Rabu, 17 Februari 2016

My Cool Fathers 4 : I Will Follow

Author : Sherly Holmes
Genre : School-life, Drama
Cerita ini hanya fiktif belaka dan hanya untuk hiburan semata.
___
Aku sudah bicara dengan Iren dan dia setuju, kami pun bicara pada pak Robert untuk bertanya bagaimana aturan dia dalam les tersebut dan kami berhasil mendapatkan kata sepakat.
Seminggu dua kali kami les, dan itu hanya dilakukan jika ada waktu luang atau sedang tidak ada mata kuliah.
Hari itu,
Kami memasuki sebuah perumahan, pak Robert bilang jika rumahnya ada di paling pojok dan bernomor 1. Aku dan Iren pun berputar-putar mencari rumahnya, tapi…
Ya Tuhan… dimana sih?
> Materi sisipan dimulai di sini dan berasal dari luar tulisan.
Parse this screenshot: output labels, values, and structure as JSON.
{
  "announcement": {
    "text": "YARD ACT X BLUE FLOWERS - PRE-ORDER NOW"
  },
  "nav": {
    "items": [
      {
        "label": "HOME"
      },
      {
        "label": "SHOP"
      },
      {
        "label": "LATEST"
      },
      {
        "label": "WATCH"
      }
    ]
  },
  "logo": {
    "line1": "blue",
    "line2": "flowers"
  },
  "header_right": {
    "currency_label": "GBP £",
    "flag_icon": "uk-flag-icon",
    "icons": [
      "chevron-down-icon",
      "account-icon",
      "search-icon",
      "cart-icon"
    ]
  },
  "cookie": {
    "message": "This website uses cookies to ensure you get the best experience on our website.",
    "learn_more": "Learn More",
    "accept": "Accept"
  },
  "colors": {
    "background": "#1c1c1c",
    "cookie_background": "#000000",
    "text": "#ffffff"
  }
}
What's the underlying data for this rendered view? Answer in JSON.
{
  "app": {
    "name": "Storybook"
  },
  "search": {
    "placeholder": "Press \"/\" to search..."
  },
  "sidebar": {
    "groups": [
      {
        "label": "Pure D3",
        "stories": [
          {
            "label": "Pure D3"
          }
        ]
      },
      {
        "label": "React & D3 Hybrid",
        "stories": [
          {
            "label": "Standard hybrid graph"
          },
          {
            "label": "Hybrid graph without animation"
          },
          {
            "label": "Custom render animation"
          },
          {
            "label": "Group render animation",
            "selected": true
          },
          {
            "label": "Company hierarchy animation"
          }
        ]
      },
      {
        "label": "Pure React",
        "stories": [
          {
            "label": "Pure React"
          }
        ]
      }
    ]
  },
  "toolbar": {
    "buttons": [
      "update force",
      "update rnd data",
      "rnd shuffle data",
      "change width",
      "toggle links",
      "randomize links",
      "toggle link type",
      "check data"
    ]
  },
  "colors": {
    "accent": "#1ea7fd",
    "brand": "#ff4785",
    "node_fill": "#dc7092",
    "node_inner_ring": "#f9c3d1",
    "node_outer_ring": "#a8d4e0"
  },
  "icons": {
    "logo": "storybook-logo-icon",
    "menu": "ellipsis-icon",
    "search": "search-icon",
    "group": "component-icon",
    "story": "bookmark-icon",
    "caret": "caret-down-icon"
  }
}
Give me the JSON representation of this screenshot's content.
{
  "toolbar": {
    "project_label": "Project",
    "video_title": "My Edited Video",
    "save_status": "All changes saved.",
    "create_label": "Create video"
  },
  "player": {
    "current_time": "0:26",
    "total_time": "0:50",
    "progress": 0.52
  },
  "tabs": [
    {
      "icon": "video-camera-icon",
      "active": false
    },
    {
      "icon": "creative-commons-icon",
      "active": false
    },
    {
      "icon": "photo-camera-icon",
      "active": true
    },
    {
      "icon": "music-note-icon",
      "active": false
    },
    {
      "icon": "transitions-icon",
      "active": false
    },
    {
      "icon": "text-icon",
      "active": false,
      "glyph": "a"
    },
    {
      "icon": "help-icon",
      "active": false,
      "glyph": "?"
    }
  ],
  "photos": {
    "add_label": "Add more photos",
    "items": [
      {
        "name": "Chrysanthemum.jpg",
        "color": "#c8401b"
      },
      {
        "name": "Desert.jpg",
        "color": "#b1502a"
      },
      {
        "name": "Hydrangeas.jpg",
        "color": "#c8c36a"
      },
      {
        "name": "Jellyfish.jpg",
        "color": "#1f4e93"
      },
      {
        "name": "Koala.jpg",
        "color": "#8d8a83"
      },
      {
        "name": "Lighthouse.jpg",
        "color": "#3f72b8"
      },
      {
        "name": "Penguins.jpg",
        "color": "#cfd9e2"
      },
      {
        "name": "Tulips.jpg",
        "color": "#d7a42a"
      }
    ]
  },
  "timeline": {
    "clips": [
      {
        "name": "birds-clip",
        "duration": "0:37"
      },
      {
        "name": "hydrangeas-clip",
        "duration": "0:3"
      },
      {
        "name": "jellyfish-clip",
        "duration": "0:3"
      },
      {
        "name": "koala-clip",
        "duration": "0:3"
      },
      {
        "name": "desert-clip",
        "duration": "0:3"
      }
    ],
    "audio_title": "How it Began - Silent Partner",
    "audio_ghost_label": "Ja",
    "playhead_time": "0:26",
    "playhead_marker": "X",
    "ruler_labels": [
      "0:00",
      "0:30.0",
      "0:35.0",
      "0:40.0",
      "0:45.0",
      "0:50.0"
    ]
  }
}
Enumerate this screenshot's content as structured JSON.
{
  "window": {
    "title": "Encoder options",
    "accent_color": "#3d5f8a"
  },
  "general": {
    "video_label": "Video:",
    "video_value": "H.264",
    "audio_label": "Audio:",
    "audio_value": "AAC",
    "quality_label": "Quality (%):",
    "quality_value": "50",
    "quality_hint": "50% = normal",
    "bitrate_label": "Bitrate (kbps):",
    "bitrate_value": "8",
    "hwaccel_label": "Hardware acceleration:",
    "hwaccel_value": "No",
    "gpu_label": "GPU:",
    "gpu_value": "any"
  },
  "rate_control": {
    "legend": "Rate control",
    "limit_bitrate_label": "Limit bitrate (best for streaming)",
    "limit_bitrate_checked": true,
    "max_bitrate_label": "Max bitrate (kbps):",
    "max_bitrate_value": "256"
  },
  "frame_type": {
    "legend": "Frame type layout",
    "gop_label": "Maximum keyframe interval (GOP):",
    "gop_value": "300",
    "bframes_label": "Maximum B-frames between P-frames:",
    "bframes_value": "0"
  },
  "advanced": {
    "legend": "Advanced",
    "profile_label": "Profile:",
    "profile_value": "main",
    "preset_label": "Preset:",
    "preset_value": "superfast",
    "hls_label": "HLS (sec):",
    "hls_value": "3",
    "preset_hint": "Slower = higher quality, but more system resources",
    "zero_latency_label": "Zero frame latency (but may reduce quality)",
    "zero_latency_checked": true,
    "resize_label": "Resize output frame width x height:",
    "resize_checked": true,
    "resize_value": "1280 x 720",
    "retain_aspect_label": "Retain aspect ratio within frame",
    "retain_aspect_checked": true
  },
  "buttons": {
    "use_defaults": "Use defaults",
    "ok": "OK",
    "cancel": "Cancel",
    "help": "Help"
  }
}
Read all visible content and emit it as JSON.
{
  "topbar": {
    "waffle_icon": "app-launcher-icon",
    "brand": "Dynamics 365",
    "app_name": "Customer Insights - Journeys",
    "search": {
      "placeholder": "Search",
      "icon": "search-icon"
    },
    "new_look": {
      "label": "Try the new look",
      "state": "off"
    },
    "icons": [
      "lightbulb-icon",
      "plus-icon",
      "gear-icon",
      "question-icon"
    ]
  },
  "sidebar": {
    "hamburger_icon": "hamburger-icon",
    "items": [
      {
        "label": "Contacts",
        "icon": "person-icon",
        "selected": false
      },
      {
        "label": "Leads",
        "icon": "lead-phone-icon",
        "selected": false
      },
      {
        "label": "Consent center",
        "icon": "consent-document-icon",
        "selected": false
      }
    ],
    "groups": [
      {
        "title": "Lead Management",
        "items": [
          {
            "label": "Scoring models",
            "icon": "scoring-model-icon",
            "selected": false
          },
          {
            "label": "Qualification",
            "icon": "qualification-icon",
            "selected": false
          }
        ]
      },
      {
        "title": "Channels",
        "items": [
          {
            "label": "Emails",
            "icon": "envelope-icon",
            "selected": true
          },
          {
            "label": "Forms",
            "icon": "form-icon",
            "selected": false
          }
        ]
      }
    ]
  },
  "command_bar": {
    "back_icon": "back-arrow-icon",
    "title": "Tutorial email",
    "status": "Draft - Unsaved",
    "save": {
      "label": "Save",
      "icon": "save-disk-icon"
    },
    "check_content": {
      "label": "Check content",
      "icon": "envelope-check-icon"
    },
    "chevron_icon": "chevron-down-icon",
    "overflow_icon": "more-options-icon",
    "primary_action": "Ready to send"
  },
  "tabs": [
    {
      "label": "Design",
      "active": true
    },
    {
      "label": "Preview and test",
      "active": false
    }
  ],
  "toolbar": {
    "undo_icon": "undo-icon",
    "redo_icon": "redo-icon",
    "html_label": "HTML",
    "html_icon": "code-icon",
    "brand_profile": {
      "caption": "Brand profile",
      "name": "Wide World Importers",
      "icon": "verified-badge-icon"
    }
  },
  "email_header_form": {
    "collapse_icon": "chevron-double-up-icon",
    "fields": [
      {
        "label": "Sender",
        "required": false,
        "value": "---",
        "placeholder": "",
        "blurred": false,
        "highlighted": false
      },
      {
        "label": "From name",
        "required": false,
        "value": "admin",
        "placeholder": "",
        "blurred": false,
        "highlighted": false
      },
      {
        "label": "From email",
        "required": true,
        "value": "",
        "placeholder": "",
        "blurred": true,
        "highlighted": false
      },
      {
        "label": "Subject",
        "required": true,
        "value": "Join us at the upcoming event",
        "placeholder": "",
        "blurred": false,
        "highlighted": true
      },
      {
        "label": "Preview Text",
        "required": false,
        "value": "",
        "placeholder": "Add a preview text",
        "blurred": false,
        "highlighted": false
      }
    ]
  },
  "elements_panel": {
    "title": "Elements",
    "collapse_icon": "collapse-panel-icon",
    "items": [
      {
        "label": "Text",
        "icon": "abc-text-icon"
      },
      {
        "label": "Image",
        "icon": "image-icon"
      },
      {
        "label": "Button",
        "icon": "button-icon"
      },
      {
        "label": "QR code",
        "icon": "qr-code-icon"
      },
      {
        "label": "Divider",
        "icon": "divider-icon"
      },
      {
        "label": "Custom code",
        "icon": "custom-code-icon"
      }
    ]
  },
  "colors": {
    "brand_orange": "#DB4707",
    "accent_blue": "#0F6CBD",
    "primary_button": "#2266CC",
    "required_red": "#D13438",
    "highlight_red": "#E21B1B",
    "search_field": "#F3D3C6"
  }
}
Pojokkan mana?
Setelah lama berkeliling dan menghubunginya, akhirnya kami menemukan rumah pak Robert.
Kami masuk dan terlihat jika itu adalah rumah yang baru ia huni, pak Robert bilang jika barang-barangnya masih ada di luar kota sebagian.
Ok, no problem. Yang penting les untuk menggapai cita-cita terpenuhi.
Namun betapa kagetnya kami saat pak Robert memperkenalkan istrinya yang bernama Susan, ternyata dia udah married. Dikirain masih jomblo, hihi…
Pak Robert bertanya, kenapa kami ingin les private? Apa motive kami?
“kalau saya sih pingin kerja di kedutaan, pak” aku menjawab.
“kalau Iren?”
“Iren suka belajar bahasa Inggris karena dia dulunya anak bahasa” aku menjawab lagi.
“oh, gitu”
“iya pak” Iren tersenyum.
Lama kelamaan, kami semakin akrab. Bahkan bercanda atau pun mengolok-ngolok diriku dalam batas kewajaranpun berani pak Robert lakukan. Tapi aku tidak pernah marah karena aku tau jika dia hanya bercanda.
Sampai sejauh ini, pak Robert terlihat seperti dosen yang masih bersih tanpa terkontaminasi keadaan kampus dan aku masih merasa nyaman dengan perbedaan dia dan dosen lain.
Beberapa hari kemudian,
Saat selesai les, tiba-tiba wajah pak Robert yang ramah menjadi agak kesal dan kecewa.
Kami berdua kaget melihat itu, ada apa dengan pak Robert? Kok tiba-tiba…?
“kalian tau gak siapa yang bilang ke Prodi kalau bapak sering ngajar dengan bahasa asing?”
Aku dan Iren hanya diam bingung.
“gini lho, ketua Prodi bilang. Anak-anak kelas kalian itu protes kalau bapak ngajar dengan bahasa asing sehingga kalian gak ngerti dengan pelajaran bapak”
Sebenarnya aku tau siapa itu, tapi aku tidak mau menyakiti perasaan pak Robert. Apalagi dia dosen baru di kampusku.
Aku ingat,…
Saat itu, kami dibagi ke dalam beberapa kelompok dan disuruh untuk mempresentasikan tentang Ekologi di dunia. Pak Robert bilang, kami bisa cari di buku atau pun di internet. Dan seandainya susah, dia memiliki materi asli yang ia download lewat E-book.
Namun sayangnya, materi itu berisi bahasa Inggris.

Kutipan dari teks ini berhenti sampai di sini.